Abstract

Tumor photonic hyperthermia in the second near-infrared biowindow (NIR-II) represents the distinct therapeutic modality owing to the high tissue penetration and excellent spatiotemporal controllability. However, the non-specific “always on” nature of conventional NIR-II photothermal agents and the photothermal therapy (PTT)-associated tumor metastasis have restricted the progress of photonic hyperthermia. In this study, a cascade nanoreactor (denoted as LGT) based on clinically transformable liposomal nanoparticles is rationally engineered by encapsulating a pro-photothermal agent, 3,3′,5,5′-tetramethylbenzidine (TMB), and a tumor starvation mediator, glucose oxidase (GOD), for starvation therapy activated in-situ photothermal immunotherapy in inhibiting primary and metastasized tumors.

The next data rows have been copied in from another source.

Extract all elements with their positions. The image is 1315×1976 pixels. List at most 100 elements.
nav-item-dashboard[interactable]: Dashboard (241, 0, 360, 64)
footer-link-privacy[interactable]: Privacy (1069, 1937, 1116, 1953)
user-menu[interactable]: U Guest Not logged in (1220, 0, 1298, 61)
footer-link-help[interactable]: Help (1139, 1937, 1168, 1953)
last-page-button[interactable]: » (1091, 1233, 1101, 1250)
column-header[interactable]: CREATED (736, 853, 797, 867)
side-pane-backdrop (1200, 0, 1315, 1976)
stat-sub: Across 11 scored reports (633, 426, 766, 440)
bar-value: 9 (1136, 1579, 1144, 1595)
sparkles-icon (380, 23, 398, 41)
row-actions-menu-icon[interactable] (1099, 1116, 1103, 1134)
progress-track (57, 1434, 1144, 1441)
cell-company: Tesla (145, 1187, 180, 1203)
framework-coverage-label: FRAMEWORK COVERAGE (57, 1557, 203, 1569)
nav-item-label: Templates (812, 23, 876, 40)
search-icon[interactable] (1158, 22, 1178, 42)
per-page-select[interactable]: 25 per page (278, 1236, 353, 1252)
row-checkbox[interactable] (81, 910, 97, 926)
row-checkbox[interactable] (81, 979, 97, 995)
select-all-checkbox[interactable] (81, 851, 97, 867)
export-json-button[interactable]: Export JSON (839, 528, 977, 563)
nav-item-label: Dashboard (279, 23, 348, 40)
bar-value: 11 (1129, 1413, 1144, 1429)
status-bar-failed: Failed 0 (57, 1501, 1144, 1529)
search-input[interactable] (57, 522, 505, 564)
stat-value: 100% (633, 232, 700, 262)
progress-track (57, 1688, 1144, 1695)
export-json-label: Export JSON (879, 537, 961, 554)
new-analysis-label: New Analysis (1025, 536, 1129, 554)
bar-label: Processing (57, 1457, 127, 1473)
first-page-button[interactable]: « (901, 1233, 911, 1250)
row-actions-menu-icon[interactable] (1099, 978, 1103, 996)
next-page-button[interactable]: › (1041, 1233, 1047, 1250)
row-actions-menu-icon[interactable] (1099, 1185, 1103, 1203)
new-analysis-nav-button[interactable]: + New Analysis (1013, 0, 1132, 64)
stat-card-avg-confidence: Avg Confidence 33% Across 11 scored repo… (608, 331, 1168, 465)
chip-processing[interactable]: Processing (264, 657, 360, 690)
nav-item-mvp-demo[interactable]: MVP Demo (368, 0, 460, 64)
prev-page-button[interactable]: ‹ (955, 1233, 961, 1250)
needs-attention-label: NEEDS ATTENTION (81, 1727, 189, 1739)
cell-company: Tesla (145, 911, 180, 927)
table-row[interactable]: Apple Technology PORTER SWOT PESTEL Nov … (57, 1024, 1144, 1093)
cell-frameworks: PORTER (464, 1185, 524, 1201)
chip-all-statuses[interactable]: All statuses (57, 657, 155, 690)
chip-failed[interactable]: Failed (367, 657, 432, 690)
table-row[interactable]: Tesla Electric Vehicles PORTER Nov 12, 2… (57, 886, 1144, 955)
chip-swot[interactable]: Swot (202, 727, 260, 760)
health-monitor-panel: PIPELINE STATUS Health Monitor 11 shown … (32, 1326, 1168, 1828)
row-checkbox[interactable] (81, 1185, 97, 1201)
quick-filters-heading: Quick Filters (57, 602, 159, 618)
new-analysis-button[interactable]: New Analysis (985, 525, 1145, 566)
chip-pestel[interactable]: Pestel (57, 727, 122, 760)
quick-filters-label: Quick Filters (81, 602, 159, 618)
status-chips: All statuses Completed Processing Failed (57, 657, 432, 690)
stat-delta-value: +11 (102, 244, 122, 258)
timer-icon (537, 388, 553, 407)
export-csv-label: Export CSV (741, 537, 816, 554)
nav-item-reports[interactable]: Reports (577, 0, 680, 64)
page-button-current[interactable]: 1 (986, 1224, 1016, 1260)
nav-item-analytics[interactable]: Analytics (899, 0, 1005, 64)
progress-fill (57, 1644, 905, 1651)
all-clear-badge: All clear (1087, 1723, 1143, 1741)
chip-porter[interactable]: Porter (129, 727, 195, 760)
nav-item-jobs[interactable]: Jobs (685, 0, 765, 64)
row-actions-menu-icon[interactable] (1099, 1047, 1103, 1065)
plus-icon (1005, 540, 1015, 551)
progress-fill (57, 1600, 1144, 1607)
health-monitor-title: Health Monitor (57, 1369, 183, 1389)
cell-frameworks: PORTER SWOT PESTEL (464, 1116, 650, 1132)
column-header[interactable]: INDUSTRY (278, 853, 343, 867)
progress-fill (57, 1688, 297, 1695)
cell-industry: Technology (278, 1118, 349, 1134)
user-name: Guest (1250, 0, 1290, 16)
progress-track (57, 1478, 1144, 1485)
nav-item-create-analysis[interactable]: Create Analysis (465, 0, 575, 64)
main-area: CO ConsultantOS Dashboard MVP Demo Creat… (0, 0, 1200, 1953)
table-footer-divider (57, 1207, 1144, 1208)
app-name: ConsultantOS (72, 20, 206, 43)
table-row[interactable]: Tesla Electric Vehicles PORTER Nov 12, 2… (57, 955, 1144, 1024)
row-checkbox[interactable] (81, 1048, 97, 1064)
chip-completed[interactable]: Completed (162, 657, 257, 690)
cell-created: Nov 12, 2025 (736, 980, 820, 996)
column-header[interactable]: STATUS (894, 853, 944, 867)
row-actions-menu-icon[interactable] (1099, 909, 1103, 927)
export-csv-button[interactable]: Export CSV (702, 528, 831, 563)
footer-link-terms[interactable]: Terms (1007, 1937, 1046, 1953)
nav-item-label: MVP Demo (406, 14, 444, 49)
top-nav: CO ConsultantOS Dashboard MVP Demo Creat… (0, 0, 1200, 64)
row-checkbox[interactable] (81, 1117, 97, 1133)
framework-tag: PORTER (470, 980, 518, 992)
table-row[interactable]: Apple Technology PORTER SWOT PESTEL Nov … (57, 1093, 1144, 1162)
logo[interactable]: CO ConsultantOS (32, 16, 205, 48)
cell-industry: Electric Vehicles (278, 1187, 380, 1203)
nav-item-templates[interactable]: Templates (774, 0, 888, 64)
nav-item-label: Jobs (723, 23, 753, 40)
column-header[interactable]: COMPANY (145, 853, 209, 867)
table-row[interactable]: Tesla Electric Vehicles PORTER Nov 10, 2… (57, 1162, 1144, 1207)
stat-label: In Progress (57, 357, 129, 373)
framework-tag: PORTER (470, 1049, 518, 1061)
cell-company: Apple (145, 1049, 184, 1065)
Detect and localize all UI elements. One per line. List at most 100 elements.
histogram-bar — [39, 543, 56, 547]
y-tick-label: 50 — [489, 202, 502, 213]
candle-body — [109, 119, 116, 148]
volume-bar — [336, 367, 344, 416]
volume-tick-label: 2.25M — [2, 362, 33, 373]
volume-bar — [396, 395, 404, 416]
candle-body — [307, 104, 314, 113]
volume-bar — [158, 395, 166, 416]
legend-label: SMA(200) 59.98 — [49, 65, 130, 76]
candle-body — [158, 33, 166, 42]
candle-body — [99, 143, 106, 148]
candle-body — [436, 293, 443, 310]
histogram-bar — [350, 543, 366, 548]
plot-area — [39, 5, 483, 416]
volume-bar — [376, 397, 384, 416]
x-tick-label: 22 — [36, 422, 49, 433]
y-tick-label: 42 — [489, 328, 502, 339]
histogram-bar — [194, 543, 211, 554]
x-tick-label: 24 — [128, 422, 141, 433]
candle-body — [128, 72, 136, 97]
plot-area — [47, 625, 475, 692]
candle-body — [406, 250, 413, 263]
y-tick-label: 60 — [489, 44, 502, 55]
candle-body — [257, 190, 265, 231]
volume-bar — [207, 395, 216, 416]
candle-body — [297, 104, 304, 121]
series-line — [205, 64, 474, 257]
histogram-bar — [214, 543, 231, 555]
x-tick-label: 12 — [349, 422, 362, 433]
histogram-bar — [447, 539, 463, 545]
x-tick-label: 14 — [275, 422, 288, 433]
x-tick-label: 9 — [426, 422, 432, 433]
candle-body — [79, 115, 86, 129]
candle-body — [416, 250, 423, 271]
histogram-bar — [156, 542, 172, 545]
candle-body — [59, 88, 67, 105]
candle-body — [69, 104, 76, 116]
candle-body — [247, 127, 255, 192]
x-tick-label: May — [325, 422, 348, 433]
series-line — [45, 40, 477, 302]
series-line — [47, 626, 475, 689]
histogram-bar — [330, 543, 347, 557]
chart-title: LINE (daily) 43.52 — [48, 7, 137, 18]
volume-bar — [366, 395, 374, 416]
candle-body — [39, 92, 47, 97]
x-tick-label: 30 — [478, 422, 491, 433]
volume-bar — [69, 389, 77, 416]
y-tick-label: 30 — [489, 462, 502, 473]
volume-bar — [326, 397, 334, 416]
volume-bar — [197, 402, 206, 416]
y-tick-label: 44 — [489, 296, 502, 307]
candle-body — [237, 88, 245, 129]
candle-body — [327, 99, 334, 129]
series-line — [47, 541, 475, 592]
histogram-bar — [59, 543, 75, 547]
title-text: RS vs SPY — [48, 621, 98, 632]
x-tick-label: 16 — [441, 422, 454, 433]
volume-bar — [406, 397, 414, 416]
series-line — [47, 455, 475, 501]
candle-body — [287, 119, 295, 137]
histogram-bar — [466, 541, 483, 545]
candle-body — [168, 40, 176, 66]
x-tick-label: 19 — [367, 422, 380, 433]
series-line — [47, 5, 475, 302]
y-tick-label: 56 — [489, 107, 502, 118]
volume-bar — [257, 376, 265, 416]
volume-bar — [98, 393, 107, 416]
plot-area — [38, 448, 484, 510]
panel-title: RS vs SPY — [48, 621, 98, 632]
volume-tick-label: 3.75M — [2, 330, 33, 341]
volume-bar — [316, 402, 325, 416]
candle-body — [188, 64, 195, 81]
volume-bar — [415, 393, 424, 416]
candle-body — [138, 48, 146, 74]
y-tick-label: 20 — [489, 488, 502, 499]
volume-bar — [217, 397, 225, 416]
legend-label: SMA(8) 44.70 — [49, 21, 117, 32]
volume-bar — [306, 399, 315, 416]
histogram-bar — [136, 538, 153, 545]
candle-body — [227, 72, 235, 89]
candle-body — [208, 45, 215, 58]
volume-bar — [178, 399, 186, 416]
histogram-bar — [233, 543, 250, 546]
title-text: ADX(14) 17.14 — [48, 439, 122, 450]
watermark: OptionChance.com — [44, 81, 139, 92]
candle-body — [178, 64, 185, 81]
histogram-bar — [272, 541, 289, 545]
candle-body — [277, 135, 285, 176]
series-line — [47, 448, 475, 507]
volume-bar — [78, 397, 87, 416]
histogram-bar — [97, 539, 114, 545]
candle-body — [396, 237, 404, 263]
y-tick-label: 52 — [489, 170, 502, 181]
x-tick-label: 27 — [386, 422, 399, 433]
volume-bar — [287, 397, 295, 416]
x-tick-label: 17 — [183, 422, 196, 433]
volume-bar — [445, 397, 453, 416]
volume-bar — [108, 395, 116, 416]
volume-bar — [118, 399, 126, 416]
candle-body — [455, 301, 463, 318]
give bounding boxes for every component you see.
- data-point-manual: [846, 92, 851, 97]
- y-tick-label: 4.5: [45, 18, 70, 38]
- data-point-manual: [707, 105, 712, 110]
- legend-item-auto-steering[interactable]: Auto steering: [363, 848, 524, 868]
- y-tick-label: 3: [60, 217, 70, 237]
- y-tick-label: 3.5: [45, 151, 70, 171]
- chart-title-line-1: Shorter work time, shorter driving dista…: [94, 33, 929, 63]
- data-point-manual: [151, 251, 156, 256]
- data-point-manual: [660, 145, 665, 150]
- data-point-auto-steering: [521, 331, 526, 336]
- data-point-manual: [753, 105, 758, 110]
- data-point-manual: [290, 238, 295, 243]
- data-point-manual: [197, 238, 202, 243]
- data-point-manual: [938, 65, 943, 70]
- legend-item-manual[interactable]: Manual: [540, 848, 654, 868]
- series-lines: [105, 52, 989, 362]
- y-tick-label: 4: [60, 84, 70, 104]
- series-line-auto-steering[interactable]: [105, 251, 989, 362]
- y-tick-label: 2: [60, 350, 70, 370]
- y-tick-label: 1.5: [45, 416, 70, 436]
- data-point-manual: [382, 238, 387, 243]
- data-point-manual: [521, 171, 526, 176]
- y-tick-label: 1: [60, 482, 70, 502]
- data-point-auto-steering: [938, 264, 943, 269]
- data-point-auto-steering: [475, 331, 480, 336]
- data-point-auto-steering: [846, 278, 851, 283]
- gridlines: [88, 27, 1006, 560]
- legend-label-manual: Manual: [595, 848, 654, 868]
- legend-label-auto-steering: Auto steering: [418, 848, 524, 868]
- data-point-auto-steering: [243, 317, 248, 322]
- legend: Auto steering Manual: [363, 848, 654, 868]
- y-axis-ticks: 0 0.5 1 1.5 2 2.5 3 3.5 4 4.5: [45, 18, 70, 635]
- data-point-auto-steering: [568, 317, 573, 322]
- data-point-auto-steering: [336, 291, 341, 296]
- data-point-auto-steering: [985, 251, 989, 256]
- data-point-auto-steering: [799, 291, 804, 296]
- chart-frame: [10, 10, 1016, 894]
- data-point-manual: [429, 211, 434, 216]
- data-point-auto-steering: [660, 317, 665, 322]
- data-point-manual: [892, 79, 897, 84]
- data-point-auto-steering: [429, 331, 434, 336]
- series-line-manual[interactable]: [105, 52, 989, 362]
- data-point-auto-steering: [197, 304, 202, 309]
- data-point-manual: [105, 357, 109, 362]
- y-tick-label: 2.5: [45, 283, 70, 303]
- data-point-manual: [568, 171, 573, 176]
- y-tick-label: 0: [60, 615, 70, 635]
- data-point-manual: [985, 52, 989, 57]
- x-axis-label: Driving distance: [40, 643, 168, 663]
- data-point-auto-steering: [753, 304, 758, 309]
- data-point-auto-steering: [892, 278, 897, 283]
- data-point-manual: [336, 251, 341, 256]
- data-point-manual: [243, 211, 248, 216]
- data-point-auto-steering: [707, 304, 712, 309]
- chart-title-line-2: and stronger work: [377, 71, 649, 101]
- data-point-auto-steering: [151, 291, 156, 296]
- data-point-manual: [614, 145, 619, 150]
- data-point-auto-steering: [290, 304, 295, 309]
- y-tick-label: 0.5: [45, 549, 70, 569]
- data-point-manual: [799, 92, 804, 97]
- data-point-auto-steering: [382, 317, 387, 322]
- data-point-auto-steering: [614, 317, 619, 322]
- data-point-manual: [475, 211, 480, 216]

Accompany with GOD-mediated intratumoral glucose depletion and hydrogen peroxide generation, the pro-photothermal agent is in-situ converted into the NIR-II absorbing charge transfer complex (CTC) in tumor microenvironment (TME). Collaboratively, glucose deprivation not only cuts the energy supply to tumor cells but also makes LGT sensitive to photothermal ablation. Upon NIR-II laser irradiation, LGT-mediated in-situ PTT ablates primary tumors, and further elicits the exposure of tumor-associated antigens. Importantly, the combination of starvation therapy enabled in situ PTT with anti-CTLA-4 checkpoint blockade therapy effectively inhibits distant tumor growth and tumor metastasis. Therefore, the present work provides a representative paradigm for tumor starvation therapy activated “switch-on” photothermal immunotherapy of cancer.